(FAQ) What sizes and types of cue tips are available?

(About the Author)

The cue tip is a piece of material placed at the end of the cue stick that hits the cue ball. It’s shape and condition is more important to good players than whether the cue stick is straight. A serious player will always use a warped cue stick with a well-shaped tip then any other stick with a less then optimal (bad) tip.

The width of the cue tip is sized to fit the width of the ferrule. The ferrule is the next bit of material, fitted onto the thin end of the stick. The ferrule width (and by extension, the shaft) can be from 9mm to 14mm in diameter. Snooker cues generally use the smaller tips (9-11mm) and most regular pool sticks use tips that can range from 12-15mm. Thrown into this variety of widths are player preferences – variations of 12.25mm, 12.50mm, 12.75mm, etc..

Cue tip shapes are dome-shaped, This ensures that as much material contacts the cue tip as possible whether the tip touches the cue ball up, down, and left/right sides of the center. This means that the curve of the tip must match the curve of the cue ball. For snooker’s smaller balls, this curve is best described as matching the U.S. 10 cent piece (dime). For pool, the recommended curve fits the U.S. 5 cent piece (nickel). This is the silhouette curve of the coin and the tip – referred to as the nickel-curve and dime-curve. (For billiards, with the larger ball, you can use the quarter-curve (US. 25 cent piece).

The smaller, thinner shafts with the correspondingly smaller width (9mm to 10.5 mm) will have the tip with the dime shape. You will see such thin shafts most often used in Snooker. A few players will have thin shafts on their pool sticks because of personal preference. The majority of pool sticks use the larger diameters with the tip curved to the nickel width.
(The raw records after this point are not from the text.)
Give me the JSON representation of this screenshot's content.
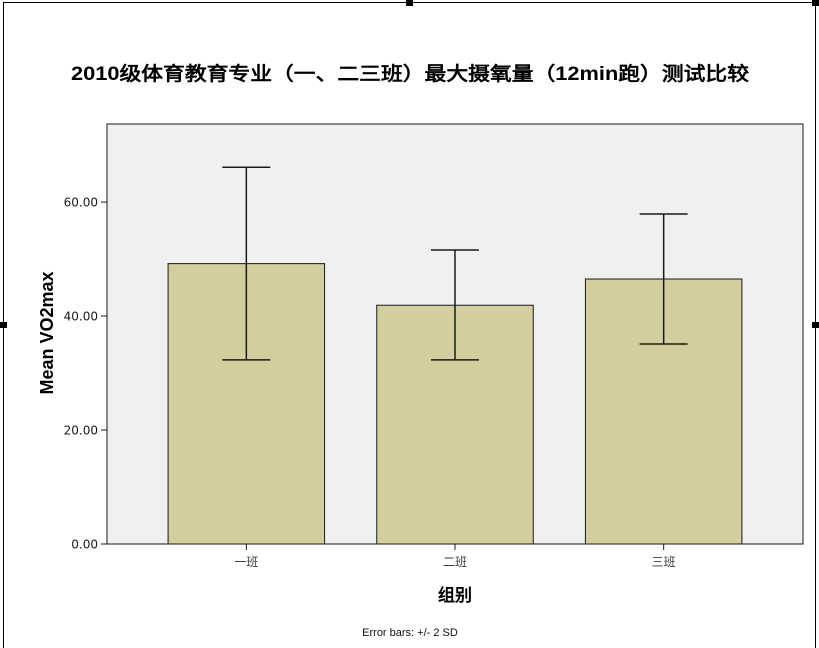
{
  "chart_data": {
    "type": "bar",
    "title": "2010级体育教育专业（一、二三班）最大摄氧量（12min跑）测试比较",
    "xlabel": "组别",
    "ylabel": "Mean VO2max",
    "categories": [
      "一班",
      "二班",
      "三班"
    ],
    "values": [
      49.2,
      41.9,
      46.5
    ],
    "error_bars": {
      "note": "Error bars: +/- 2 SD",
      "low": [
        32.3,
        32.3,
        35.1
      ],
      "high": [
        66.1,
        51.6,
        57.9
      ]
    },
    "ylim": [
      0,
      73.7
    ],
    "yticks": [
      0,
      20,
      40,
      60
    ],
    "ytick_labels": [
      "0.00",
      "20.00",
      "40.00",
      "60.00"
    ],
    "grid": false,
    "colors": {
      "bar": "#d3ce9e",
      "bar_edge": "#1a1a1a",
      "plot_background": "#f0f0f0",
      "error_bar": "#1a1a1a"
    }
  }
}
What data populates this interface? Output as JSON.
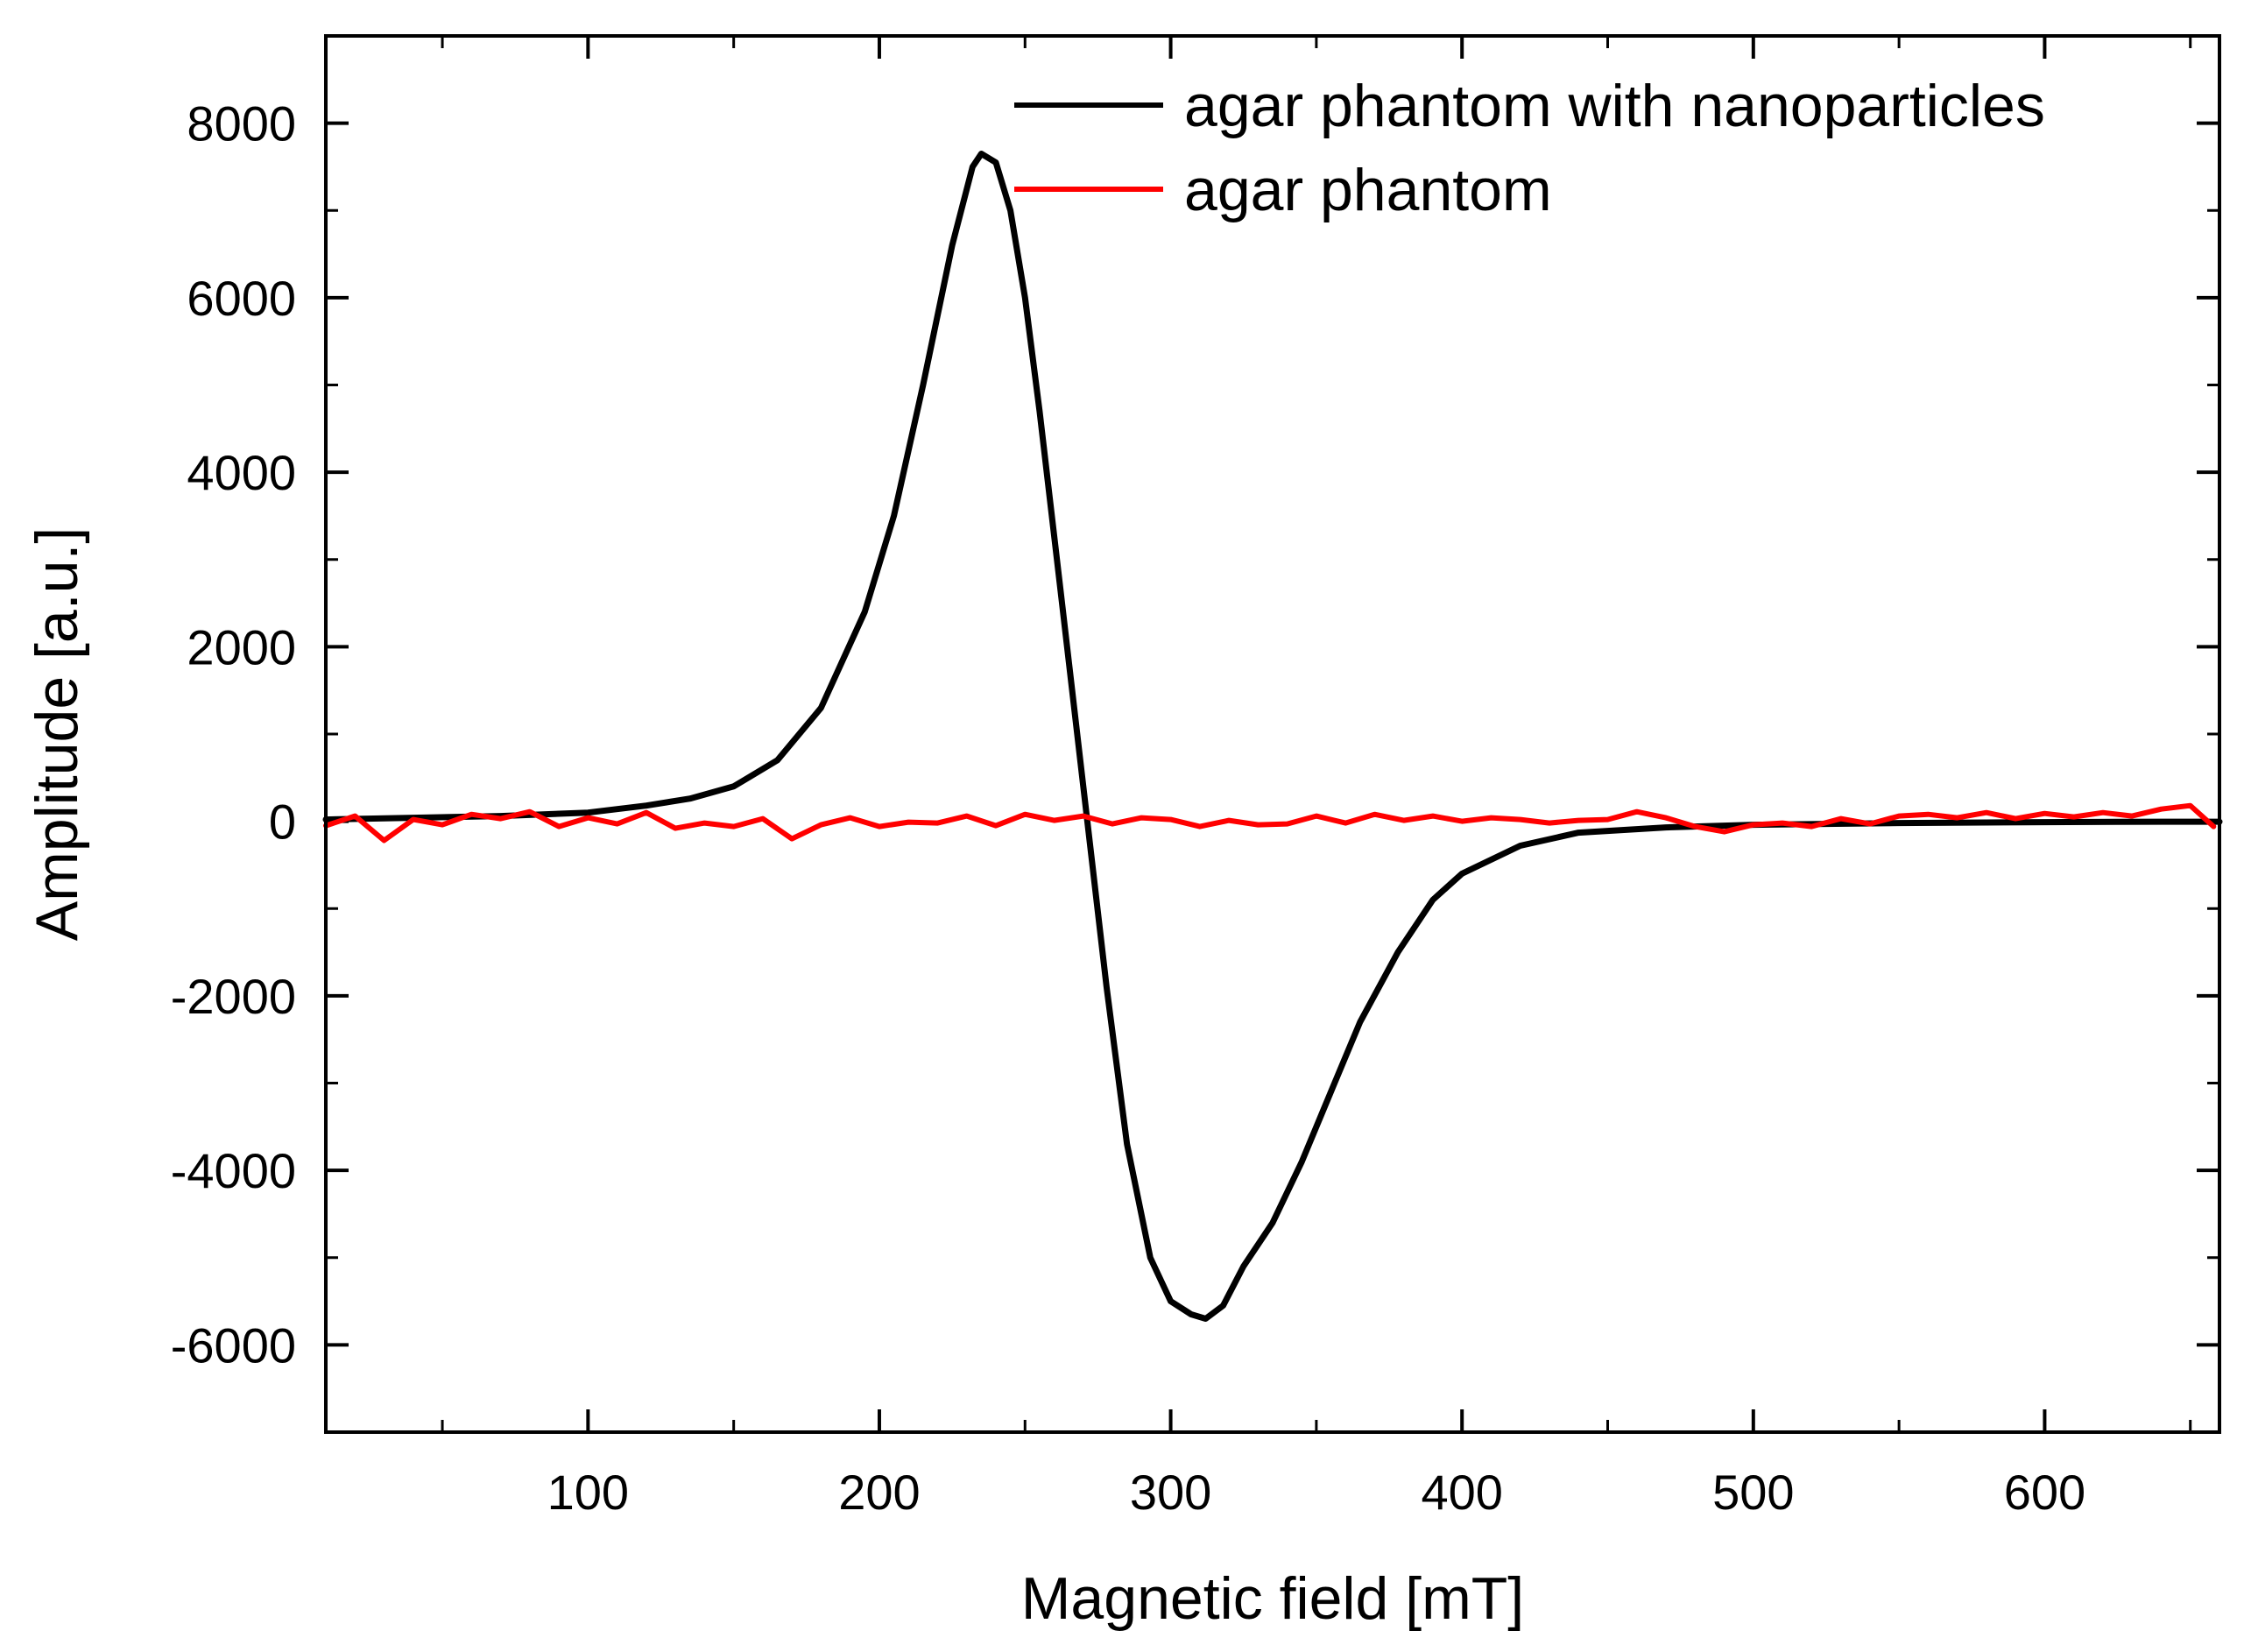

Because there are so many custom widths for shafts, tip manufacturers make all of their sizes in millimeter increments. You can get a 13 mm or a 14 mm, but not a 13.75 mm. To make this work, a 14 mm tip is mounted on the shaft, and then shaved or abraded away until the tip matches with width of the ferrule.

The most common tips are a single leather material. There are some tips made out of layered material. Recently, plastic tips have been introduced, used primarily on break cues. Tips also come in hardness variations – from soft material, medium-soft, medium, medium-hard, hard-medium, hard-hard, etc.

Soft tips tend to mushroom – spread out over the edges of the ferrule. This requires continuous trimming until the material has been compacted enough to be stable. Hard tips tend to slip off the cue ball unless careful attention is paid to chalking. Because of these two limitations, most players tend to use medium tips.

There are a lot of tip choices and manufactures. The decision to experience with a new type of is not a simple choice. It requires the removal of an old tip and adding the new tip, then shaping the curve. Once done, a lot of ball hitting has to be done, comparing the results of the new tip against the experiences of the old tip. Some players don’t like the change and go back to the old brand. Others like the change in ball action and become heralds for the brand.

It is a good idea to try several tips. Some tips can fit your style of shooting better than others. The only way to find out is to experiment. This may take some courage on your part – but the lessons learned from trying other tips is a once in a lifetime process. A good tip mechanic can swap out several tips for you on request – at a reasonable price.